By Thaier Al-Sudani and Kawa Omar
TAL AFAR, Iraq (Reuters) – Iraqi forces are about to take full control of Tal Afar, Islamic State’s stronghold in northwestern Iraq, in a swift campaign against the outnumbered, exhausted militants, an Iraqi military spokesman said on Saturday.
The quick collapse of Islamic State in Tal Afar, a breeding ground for jihadist groups in Iraq, confirmed Iraqi military reports that the militants lack command and control structures in the areas west of Mosul.
Up to 2,000 militants were believed to be defending Tal Afar when the U.S.-backed campaign to take back the city started on Aug. 20. The attacking forces were estimated at 50,000, according to western military sources.

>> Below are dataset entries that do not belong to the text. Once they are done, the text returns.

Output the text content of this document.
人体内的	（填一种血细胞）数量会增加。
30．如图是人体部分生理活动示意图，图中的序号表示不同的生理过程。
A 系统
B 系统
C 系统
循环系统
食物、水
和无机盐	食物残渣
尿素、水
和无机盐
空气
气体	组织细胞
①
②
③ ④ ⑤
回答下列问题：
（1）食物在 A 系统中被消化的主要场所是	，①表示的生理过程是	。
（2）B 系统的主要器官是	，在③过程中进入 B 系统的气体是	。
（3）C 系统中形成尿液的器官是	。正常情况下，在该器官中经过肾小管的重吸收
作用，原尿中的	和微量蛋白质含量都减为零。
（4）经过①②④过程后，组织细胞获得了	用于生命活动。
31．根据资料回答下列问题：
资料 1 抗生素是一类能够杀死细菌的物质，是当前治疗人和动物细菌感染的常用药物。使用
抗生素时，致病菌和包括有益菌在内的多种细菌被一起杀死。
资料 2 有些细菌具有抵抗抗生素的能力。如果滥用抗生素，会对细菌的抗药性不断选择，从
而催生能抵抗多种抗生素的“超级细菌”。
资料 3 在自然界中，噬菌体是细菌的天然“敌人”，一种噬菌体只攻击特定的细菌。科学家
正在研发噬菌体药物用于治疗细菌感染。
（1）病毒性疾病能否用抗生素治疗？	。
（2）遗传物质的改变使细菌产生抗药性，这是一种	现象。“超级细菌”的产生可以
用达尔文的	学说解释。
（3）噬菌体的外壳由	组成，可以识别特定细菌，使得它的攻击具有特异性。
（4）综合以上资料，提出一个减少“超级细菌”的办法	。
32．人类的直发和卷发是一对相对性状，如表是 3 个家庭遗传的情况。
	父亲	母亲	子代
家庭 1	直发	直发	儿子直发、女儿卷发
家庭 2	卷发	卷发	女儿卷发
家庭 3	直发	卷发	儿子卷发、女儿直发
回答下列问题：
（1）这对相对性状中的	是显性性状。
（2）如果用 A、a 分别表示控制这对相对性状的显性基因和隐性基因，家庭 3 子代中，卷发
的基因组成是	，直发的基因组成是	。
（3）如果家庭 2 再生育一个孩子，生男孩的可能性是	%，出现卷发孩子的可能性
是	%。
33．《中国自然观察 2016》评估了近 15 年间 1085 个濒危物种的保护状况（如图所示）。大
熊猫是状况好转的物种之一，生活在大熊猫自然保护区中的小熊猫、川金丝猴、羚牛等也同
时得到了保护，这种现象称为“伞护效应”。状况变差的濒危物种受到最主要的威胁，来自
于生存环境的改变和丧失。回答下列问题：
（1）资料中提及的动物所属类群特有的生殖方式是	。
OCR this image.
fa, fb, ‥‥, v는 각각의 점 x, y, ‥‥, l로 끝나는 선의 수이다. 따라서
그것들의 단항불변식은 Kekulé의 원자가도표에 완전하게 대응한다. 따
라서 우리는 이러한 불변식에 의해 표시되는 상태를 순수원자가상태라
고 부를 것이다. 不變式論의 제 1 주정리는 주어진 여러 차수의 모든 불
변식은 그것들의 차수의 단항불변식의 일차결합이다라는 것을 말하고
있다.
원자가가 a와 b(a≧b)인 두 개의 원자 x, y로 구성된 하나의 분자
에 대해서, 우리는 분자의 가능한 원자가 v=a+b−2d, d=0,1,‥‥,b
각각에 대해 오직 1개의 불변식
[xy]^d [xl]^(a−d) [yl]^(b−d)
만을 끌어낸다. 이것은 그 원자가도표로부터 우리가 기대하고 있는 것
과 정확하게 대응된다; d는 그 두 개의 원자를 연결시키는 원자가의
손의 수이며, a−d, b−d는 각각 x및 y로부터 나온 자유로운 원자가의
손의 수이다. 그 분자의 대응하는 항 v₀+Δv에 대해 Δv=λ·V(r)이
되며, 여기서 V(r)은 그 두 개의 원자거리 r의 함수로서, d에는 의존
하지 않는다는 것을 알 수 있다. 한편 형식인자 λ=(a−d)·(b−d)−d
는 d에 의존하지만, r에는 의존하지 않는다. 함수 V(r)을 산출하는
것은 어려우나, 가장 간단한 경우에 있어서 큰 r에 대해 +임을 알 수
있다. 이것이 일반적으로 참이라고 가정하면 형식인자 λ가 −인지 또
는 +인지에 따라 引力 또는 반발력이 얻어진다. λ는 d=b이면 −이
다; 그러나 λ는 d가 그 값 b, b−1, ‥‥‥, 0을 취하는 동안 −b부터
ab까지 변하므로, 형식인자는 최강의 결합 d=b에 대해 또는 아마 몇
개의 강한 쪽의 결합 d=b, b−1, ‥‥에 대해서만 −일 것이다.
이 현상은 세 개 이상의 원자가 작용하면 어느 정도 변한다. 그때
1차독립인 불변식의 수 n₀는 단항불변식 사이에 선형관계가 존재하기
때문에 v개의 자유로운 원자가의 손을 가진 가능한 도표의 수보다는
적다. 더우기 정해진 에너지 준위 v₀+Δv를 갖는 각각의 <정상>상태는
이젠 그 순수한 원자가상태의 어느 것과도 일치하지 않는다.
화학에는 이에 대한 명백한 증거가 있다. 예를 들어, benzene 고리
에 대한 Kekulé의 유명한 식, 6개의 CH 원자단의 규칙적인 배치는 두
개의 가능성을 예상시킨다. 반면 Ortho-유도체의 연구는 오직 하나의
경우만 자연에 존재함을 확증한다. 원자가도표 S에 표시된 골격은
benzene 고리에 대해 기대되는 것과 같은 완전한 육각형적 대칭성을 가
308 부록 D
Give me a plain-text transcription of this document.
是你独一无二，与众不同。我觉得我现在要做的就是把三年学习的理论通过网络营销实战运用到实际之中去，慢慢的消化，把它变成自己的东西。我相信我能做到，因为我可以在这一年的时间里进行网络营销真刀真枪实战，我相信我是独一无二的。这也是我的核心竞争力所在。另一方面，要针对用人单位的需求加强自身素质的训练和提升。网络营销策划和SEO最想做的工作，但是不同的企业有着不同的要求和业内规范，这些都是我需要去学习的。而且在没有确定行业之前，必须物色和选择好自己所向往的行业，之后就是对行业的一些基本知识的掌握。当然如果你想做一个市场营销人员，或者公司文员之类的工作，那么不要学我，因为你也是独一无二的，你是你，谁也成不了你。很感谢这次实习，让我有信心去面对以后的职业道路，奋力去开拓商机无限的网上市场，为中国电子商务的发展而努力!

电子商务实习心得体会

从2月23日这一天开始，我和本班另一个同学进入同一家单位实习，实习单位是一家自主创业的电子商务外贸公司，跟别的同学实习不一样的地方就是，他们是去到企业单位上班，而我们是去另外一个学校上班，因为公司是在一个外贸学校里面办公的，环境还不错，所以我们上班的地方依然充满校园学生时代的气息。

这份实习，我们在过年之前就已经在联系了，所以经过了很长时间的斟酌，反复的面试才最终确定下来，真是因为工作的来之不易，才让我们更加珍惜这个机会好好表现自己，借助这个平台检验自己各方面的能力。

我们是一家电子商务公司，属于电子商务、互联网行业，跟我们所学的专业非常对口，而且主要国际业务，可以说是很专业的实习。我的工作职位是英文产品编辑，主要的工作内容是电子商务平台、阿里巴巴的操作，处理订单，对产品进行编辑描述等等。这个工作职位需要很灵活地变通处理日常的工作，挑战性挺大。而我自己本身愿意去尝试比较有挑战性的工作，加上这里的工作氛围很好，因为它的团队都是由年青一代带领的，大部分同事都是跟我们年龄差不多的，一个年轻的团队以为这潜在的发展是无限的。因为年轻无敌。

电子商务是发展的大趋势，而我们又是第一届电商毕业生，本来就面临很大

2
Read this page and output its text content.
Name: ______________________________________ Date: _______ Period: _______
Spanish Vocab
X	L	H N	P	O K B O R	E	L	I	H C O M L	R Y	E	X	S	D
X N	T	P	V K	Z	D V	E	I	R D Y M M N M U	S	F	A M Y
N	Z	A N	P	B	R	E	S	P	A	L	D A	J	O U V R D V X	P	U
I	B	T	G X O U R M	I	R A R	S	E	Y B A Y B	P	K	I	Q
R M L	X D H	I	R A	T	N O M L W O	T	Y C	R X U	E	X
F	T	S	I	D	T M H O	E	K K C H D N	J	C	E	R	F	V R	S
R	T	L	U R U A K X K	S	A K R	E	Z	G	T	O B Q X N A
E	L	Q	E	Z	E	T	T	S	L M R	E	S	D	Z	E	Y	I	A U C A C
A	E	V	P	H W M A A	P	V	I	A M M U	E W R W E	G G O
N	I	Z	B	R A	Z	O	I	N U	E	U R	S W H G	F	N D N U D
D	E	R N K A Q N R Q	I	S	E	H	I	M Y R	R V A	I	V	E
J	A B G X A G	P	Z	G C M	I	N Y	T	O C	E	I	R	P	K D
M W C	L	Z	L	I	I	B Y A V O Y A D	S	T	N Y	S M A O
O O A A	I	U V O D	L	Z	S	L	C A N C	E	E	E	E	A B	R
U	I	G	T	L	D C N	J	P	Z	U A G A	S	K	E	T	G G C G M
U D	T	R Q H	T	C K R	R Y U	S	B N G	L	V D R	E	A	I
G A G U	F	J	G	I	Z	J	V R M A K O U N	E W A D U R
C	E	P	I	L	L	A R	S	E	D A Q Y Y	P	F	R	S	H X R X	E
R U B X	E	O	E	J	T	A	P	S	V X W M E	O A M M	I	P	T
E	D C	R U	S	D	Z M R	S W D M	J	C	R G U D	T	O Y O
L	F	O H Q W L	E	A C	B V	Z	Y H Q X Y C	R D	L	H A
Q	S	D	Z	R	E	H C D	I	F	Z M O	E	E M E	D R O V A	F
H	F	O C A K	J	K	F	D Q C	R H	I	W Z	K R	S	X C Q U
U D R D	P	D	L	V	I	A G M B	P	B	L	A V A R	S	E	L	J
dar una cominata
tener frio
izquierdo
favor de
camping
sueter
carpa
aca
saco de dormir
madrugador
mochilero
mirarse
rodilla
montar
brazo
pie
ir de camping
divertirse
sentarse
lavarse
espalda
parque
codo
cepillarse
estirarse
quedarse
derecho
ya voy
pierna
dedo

“Tal Afar city is about to fall completely into the hands of our forces, only five percent remains” under Islamic State’s control, a military spokesman told Reuters.
“God willing, the remaining part will be liberated soon,” Iraqi Foreign Minister Ibrahim al-Jaafari said earlier at a news conference with his French counterpart, Jean-Yves Le Drian, and French Defence Minister Florence Parly, in Baghdad.
Tal Afar lies on the supply route between Syria and the former Islamic State stronghold of Mosul, 80 km (50 miles) to the east.
Much of the Ottoman-era citadel itself was destroyed by the militants at the end of 2014.
Tal Afar, which had a pre-war population of about 200,000, is the latest objective in the U.S.-backed war on Islamic State following the recapture of Mosul after a nine-month campaign that left much of the city, the biggest in northern Iraq, in ruins.
The fall of Mosul in effect marked the end of the self-proclaimed “caliphate” Islamic State declared over parts of Syria and Iraq in 2014. Tal Afar was cut off from the rest of IS-held territory in June.
The number of civilians believed to have remained in the city at the start of the offensive was estimated at between 10,000 and 20,000 by the U.S. military.
As in the battle for Mosul, civilians are suffering badly.
Waves of residents fled the city in the weeks before the battle started. Those remaining were threatened with death by the militants, who held had a tight grip there since 2014, according to aid organizations and residents who managed to flee.
On Tuesday, the U.N. refugee agency UNHCR said those who had fled were suffering from dehydration and exhaustion, having lived on bread and dirty water for three to four months.
People were arriving at camps for displaced people with wounds from sniper fire and mine explosions.